If we go back to the example of the flooded house—in order to fix that up, you’re going to need to make a bunch of “connections” with relevant people. The insurance peeps, the house-fixer-upper peeps, and so on. You can’t do this on your own.
The last card is Believe & Succeed, which matches up with the 6 of Swords in the traditional deck. And this is the famed “Crossing The Waters.” You’ve started rebuilding, you’ve made the necessary connections in the world you need to facilitate this, and now you are well on your way. The “prep” is over.
In the card, the sky is somewhat murky but a light—almost coming from the boat itself—is showing the way. And you see the same “inner light” imagery in the first two cards as well. And so there is a degree of this inner belief and conviction that must be had in order to move forward.

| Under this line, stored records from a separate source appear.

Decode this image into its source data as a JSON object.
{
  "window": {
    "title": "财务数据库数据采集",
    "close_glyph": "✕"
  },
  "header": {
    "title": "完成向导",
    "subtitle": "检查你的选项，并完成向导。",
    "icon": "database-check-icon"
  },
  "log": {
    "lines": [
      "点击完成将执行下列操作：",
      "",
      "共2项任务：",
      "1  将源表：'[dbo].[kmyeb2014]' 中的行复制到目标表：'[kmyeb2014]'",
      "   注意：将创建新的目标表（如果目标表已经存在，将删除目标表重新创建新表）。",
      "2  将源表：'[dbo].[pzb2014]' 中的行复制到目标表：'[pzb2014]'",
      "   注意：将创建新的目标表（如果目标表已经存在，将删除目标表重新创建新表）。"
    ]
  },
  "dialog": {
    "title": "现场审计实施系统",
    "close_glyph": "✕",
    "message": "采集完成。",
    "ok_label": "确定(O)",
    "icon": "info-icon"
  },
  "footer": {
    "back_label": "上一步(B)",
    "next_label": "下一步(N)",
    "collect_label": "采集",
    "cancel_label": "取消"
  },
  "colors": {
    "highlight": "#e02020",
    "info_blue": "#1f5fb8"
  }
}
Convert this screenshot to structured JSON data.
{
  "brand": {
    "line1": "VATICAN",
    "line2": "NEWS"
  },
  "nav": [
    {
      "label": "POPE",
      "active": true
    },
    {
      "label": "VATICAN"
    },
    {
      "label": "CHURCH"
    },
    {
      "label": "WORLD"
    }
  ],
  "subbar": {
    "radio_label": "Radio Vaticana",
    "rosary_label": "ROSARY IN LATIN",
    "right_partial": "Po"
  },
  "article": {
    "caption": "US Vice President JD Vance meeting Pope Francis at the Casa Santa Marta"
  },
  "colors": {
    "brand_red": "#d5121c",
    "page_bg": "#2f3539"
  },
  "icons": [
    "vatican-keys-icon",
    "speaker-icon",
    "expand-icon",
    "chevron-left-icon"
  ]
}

Going back to the flooded house scenario: there’s going to be a period of time when you’re getting your house fixed where you’re going to be like “shit, I just can’t picture this house ever looking great again.” But that’s when you have to stay the course.
In terms of energy and events playing out in the news you might see some really sort of crazy “the floorboards pulled back and tons of rot underneath-type stuff happening”—for which the corrective would be these steps as laid out in the card spread.
But for the most part, I think this is about your flooded house.